Faz-se relevante mencionar a contemporaneidade das duas problemáticas levantadas: o
processo dialético de criação e destruição da cidade – no qual a industrialização tem um papel
essencial – e o quadro de composição de forças e grupos de interesse – que é capaz de
determinar o direcionamento das políticas públicas implementadas.
No Brasil, o cenário não é diferente. O processo urbanizatório também se constituiu,
essencialmente, a reboque da industrialização. Durante a maior parte da história brasileira, o
Estado transferiu a sua função precípua de planejamento habitacional para o mercado e este
27
protagonizou substancialmente a consumação da urbanização no País na formação das grandes
cidades.
1.2 Industrialização e urbanização no Brasil
1.2.1. “Até agora não pudemos saber se há ouro ou prata...”: Raízes do processo
urbanizatório brasileiro
Martim Afonso [...] decidiu que era hora de uma nova atitude. Ofereceu uma
possibilidade para alguns de seus homens: desembarcar, casar com uma
mulher indicada por João Ramalho e passar a viver na terra. Houve aceitação
em número suficiente para o comandante desencadear um longo rol de
providências escritas, capazes de criar não apenas um governo regido por leis,
mas a substância de uma vida sob essa espécie de governo. Mandou chamar
o escrivão da armada e fez com que formalizasse por escrito os títulos de
sesmarias. [...] Homens bons funcionavam como eleitores das autoridades que
poderiam governar uma vila – e um decreto de Martim Afonso transformou
São Vicente em vila. – A história da riqueza no Brasil. (CALDEIRA, 2017,
p. 47)
O modelo de estruturação de vilas descrito no excerto acima vigorou durante um curto
período, por volta de 1530, no Brasil. Pouco tempo depois foi substituído pelo sistema de
governo orientado pela segmentação das capitanias hereditárias. De todo modo, é importante
destacar como se deu o processo de ocupação do território brasileiro, visto que esse contexto
permite compreender tanto as relações estabelecidas entre forças e grupos de interesse, bem
como os efeitos gerados por essas relações, às vezes conflituosas, que incidiram diretamente
sobre a formulação de políticas públicas habitacionais – ou a ausência destas – no país.

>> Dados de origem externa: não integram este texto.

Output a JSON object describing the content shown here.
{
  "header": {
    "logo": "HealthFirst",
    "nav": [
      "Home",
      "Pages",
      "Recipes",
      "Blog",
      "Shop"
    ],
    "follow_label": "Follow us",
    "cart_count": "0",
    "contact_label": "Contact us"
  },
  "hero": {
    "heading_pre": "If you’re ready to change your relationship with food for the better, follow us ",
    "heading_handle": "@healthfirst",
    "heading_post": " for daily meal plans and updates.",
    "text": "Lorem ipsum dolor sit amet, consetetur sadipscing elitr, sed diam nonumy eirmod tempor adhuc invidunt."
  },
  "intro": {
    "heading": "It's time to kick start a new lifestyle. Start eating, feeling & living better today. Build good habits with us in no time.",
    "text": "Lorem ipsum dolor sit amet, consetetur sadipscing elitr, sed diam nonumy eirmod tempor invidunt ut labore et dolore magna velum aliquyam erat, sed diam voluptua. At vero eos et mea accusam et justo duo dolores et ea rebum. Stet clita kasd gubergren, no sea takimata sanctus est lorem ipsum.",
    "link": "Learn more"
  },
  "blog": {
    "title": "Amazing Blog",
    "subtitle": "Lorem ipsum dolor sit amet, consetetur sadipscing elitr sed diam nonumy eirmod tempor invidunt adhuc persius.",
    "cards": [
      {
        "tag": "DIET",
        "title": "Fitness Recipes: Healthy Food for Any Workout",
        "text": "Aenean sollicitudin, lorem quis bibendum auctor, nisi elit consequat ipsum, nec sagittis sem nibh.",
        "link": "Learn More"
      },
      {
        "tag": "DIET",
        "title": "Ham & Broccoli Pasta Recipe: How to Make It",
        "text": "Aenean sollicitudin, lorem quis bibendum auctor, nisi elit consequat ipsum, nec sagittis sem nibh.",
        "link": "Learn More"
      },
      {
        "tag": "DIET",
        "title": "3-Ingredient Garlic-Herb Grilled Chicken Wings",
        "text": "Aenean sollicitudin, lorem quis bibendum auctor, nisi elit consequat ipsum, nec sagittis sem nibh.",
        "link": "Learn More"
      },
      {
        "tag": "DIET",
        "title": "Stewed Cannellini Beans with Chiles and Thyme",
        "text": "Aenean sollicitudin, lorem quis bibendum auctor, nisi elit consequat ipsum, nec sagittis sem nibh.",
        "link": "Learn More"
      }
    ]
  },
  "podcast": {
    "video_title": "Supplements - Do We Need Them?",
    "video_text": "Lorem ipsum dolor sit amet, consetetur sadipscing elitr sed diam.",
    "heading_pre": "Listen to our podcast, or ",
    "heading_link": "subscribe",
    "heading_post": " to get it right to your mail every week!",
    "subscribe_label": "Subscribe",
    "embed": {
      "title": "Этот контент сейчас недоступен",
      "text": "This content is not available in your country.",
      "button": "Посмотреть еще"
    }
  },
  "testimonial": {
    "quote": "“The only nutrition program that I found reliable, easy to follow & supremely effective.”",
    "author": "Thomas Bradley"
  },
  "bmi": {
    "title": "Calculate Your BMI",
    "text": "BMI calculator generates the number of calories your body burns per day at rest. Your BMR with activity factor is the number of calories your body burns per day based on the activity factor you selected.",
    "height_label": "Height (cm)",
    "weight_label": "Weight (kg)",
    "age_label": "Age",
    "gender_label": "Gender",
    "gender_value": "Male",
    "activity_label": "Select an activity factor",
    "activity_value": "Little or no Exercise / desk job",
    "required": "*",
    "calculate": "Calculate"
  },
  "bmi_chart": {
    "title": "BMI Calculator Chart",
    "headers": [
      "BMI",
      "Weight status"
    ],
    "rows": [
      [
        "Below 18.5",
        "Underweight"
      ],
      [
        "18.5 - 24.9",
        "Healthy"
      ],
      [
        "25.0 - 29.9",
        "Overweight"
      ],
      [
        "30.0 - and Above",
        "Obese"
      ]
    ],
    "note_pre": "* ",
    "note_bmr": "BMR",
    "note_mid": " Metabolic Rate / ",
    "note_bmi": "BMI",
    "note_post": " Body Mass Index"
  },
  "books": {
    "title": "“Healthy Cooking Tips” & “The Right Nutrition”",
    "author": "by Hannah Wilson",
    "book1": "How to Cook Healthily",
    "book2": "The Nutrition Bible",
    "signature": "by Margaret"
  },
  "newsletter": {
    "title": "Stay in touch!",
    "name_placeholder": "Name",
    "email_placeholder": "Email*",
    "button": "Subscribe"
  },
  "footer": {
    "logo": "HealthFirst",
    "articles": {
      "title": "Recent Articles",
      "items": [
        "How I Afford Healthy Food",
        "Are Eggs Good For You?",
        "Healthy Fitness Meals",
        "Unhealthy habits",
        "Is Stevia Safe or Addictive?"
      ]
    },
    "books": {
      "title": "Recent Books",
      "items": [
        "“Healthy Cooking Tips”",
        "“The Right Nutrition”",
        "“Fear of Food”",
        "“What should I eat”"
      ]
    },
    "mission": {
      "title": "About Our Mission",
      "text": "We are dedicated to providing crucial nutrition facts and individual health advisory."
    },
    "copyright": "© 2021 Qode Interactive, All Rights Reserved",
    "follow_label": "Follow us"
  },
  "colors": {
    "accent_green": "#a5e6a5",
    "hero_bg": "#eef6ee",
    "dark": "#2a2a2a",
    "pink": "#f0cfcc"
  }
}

Celso Furtado estabelece, em capítulo do seu livro Formação econômica do Brasil, os
fundamentos econômicos da ocupação territorial no Brasil e identifica que esta se deu como
consequência da pressão política exercida sobre Portugal e Espanha pelos demais países
europeus. Basicamente, as outras nações afirmavam que os espanhóis e portugueses somente
teriam direito sobre as terras que houvessem efetivamente ocupado:
28
Os traços de maior relevo do primeiro século da história americana estão
ligados a essas lutas em torno de terras de escassa ou nenhuma utilização
econômica. Espanha e Portugal se creem com direito à totalidade das novas
terras, direito esse que é contestado pelas nações europeias em mais rápida
expansão comercial da época: Holanda, França e Inglaterra. [...] Coube a
Portugal a tarefa de encontrar uma forma de utilização econômica das terras
americanas que não fosse a fácil extração de metais preciosos. Somente assim
seria possível cobrir os gastos de defesa dessas terras. (FURTADO, 2003, p.
14)
Vale destacar que o modus operandi dos processos colonizatórios no continente foram
realizados em formato diferente pelas duas nações: Portugal e Espanha. A colonização
espanhola exerceu seu domínio territorial assegurando um predomínio militar, econômico e
político da metrópole sobre as terras ocupadas, criando núcleos de povoação estáveis e bem
ordenados. Além disso, nas palavras de Sérgio Buarque de Holanda “um zelo minucioso e
previdente dirigiu a fundação das cidades espanholas na América”. A colonização que, em um
primeiro momento, destacou-se pela ampla liberdade e esforço individual logo se fez sentir o
peso da mão estatal, o qual passou a determinar disciplina entre os velhos e novos habitantes
locais nos países americanos. (HOLANDA, 1995, p. 96)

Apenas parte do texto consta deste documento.